Efficiency Improvement of CO2 Capture
Carbon dioxide capturing processes from industrial gases are widely applied to enrich valuable gas and to reduce green-house gas emission. The highest amount of anthropogenic CO2 is emitted in flue gas form. Flue gas composition varies in a wide scale therefore designing such plants that are able to operate on a good removal efficiency scale is vital. A typical method for such gas separation is an absorber-desorber system where the absorbent is 30 w% aqueous monoethanolamine solution.
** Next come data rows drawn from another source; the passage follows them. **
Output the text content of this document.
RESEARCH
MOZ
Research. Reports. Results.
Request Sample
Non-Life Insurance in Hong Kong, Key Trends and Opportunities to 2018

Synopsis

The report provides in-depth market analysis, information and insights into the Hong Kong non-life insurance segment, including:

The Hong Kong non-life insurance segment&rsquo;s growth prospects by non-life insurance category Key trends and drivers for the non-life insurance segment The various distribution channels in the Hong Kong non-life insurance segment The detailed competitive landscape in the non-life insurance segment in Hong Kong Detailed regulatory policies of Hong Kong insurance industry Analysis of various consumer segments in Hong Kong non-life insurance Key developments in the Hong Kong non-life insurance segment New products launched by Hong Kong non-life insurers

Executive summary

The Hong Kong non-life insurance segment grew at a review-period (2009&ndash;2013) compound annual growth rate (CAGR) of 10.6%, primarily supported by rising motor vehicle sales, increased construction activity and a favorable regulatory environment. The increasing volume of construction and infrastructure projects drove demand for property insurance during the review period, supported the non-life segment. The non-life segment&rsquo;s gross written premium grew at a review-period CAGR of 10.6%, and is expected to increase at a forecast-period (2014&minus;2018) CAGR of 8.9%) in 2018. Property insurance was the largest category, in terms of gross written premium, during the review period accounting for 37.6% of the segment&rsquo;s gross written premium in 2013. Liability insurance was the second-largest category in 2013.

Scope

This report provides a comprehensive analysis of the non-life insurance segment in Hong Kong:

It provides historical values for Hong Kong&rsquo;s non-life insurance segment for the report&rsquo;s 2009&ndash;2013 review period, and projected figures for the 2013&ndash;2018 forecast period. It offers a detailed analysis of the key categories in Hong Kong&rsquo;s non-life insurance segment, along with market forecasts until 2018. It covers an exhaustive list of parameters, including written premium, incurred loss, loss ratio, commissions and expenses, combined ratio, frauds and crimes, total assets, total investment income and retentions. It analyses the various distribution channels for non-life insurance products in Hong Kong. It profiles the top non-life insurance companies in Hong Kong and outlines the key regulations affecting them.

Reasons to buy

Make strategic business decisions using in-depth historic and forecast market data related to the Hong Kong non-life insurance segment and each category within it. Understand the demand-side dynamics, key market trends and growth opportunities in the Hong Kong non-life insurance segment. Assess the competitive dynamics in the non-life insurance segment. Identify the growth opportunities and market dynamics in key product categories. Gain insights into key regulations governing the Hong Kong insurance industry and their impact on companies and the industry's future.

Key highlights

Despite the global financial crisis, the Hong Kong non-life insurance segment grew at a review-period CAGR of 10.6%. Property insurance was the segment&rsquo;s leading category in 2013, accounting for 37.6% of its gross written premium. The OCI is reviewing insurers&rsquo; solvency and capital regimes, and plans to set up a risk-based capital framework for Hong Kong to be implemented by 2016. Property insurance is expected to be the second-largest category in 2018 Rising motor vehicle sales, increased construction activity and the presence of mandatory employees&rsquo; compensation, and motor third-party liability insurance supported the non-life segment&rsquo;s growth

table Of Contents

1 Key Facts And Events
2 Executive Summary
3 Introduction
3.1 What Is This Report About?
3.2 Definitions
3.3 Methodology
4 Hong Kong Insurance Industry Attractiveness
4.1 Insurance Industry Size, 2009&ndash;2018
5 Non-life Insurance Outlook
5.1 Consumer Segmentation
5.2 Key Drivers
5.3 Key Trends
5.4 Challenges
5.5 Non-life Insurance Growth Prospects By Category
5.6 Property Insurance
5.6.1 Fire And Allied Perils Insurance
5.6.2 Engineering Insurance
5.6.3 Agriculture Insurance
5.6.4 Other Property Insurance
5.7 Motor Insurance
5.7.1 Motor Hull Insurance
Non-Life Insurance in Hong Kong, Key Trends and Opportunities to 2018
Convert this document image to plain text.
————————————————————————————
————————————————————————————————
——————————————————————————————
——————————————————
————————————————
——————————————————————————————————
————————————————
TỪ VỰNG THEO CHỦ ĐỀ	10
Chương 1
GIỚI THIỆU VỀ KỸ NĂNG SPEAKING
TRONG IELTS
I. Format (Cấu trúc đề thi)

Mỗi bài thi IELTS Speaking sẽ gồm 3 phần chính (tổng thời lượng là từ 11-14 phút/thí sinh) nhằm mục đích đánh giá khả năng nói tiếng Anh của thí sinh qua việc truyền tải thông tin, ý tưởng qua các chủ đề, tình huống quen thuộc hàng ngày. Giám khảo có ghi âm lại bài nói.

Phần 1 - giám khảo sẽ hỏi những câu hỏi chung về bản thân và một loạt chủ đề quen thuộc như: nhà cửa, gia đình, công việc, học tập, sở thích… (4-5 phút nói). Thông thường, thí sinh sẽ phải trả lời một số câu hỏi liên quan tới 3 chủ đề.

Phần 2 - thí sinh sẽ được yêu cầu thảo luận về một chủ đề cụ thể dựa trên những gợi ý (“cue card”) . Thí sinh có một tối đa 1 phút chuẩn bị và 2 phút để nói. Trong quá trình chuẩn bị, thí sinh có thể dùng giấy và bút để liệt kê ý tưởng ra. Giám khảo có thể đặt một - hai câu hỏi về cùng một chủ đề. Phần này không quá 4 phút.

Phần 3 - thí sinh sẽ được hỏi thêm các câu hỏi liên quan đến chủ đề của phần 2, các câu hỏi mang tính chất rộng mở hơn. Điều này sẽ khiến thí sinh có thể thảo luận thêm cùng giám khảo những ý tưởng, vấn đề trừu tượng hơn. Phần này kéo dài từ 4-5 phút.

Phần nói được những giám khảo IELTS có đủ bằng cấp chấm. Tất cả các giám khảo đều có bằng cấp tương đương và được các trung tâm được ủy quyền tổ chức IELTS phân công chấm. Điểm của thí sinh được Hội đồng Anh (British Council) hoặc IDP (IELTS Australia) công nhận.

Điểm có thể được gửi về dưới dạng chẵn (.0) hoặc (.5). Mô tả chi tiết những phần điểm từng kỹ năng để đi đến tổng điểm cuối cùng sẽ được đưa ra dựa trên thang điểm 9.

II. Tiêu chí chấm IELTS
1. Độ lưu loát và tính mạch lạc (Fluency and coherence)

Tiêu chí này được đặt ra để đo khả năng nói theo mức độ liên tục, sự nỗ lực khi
The aim of this work is to setup computer based process model that is capable of simulating CO2 capture from flue gases and to study its performance at different operating conditions. We investigate possible process improvements by enhancing the CO2 removal efficiency with the variation of different key parameters and different plant setups. We also take into account the regeneration energy demand by optimizing the system to the lowest specific energy demand. Results show that the least attractive option is the overload of the existing absorber-desorber system. By introducing a second absorber-desorber step, high removal efficiency can be reached while maintaining low desorber temperature. The best performance can be achieved with increasing the absorber height and elevated desorber pressure that can reduce the specific regeneration energy especially at high removal efficiency region. This result is in agreement with the argued classical absorber design and operation philosophy that the absorber should be operated at extremely low loads, which is in association with overdesigned absorber column packing heights. This offers the possibility for flexible operation.